Uniknya Upacara Adat Bangun Rume di Betawi — Nusantara memiliki keberagaman upacara ritual adat di setiap daerah. Tak sekadar memiliki tujuan tertentu, upacara adat merupakan salah satu bagian warisan budaya Nusantara yang sangat kaya. Betawi sebagai salah satu daerah juga memiliki berbagai upacara asat. Salah satunya Upacara Adat Bikin Rume.
Bikin Rume merupakan serangkaian ritual adat yang dilakukan orang Betawi saat akan membangun rumah. Alih-alih membangun sehingga asal menjadi bangungan rumah. Dalam konteks upacara ini, berbagai hal seperti perhitungan tanggal, hari baik, dan berbagai pantangan harus dilakukan. Tujuannya, agar si pemilik rumah senantiasa diberikan keselamatan dan kemurahan rezeki. Rumah bukan sekadar tempat berlindung, tapi memberikan perlindungan lahir dan batin.
Dilansir dari situs resmi Dinas Kebudayaan DKI Jakarta, Upacara Adat Bikin Rume memiliki filosofi tersendiri, yakni Mulaiin dari rumah, pulang ke rumah. Adapun artinya, semua hal hendaknya dimulai dan akan pulang ke rumah.
Serangkaian Kegiatan
Sebelum memulai membangun rumah, orang Betawi terlebih dahulu melakukan serangkaian kegiatan melalui musyawarah atau disebut dengan Andilan. Berbagai topik terkait dengan pembangunan rumah dibahas, seperti halnya soal ketersediaan lahan, jenis bagunan rumah, apakah itu Rumah Gudang, Joglo, atau Bapang, kebutuhan yang dipersiapkan, hingga permohonan bantuan biaya pembangunan.

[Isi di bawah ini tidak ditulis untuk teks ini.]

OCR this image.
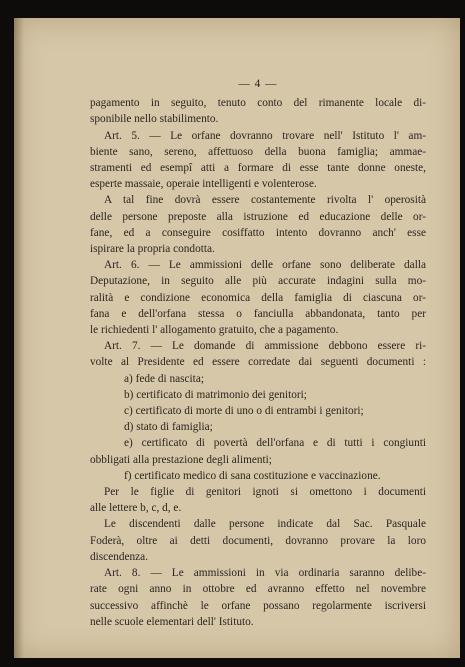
— 4 —
pagamento in seguito, tenuto conto del rimanente locale di-
sponibile nello stabilimento.
Art. 5. — Le orfane dovranno trovare nell' Istituto l' am-
biente sano, sereno, affettuoso della buona famiglia; ammae-
stramenti ed esempî atti a formare di esse tante donne oneste,
esperte massaie, operaie intelligenti e volenterose.
A tal fine dovrà essere costantemente rivolta l' operosità
delle persone preposte alla istruzione ed educazione delle or-
fane, ed a conseguire cosiffatto intento dovranno anch' esse
ispirare la propria condotta.
Art. 6. — Le ammissioni delle orfane sono deliberate dalla
Deputazione, in seguito alle più accurate indagini sulla mo-
ralità e condizione economica della famiglia di ciascuna or-
fana e dell'orfana stessa o fanciulla abbandonata, tanto per
le richiedenti l' allogamento gratuito, che a pagamento.
Art. 7. — Le domande di ammissione debbono essere ri-
volte al Presidente ed essere corredate dai seguenti documenti :
a) fede di nascita;
b) certificato di matrimonio dei genitori;
c) certificato di morte di uno o di entrambi i genitori;
d) stato di famiglia;
e) certificato di povertà dell'orfana e di tutti i congiunti
obbligati alla prestazione degli alimenti;
f) certificato medico di sana costituzione e vaccinazione.
Per le figlie di genitori ignoti si omettono i documenti
alle lettere b, c, d, e.
Le discendenti dalle persone indicate dal Sac. Pasquale
Foderà, oltre ai detti documenti, dovranno provare la loro
discendenza.
Art. 8. — Le ammissioni in via ordinaria saranno delibe-
rate ogni anno in ottobre ed avranno effetto nel novembre
successivo affinchè le orfane possano regolarmente iscriversi
nelle scuole elementari dell' Istituto.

Hari baik atau buruk sangat dipercaya oleh masyarakat Betawi kebanyakan. Intinya, dalam membangun rumah sangat disarankan untuk dilakukan pada hari baik. Demikian menghindari hari buruk. Hari buruk yang sangat dihindari masyarakat Betawi diantaranya weton Pahing dan Wage.
Konon, bila rumah dibangun pada weton pahing maka dikhawatirkan akan susah rezeki pemilik rumah. Demikian weton Wage yang dikenal dengan istilah rumah “tidak bakal ketungguin”. Adapun artinya, sebelum ditinggal, si pemilik rumah sudah terlanjur meninggal.
Setelah mendapat hari baik, masyarakat di sekitar akan melaksanakan doa bersama atau ‘merowahan’. Merowahan merupakan permohonan atau doa kepada Tuhan Yang Maha Esa guna melindungi pembangunan rumah agar berjalan lancar.
Unsur gotong royong dalam masryarakat Betawi sangat terlihat jelas dalam upaya pembangunan rumah. Semua warga sekitar apakah itu saudara hingga tetangga berduyun-duyun membantu prosesi membangun rumah. Bantuan sukarela, diantaranya menebang pohon atau meratakan tanah biasa disebut dengan ‘baturan’.
Saat pelaksanaan ‘baturan’, berbagai aturan harus dilakukan. Misalnya, masyarakat turut menyiapkan lima bata garam. Empat bata diletakkan di setiap pojok tanah untuk pembangunan rumah, sedangkan satu lagi diletakkan di tengah. Adapun ini dilakukan karena kepercayaan mereka untuk melindungi rumah dari berbagai gangguan dan hambatan membangun rumah. Demikian uniknya upacara adat bangun rume di Betawi.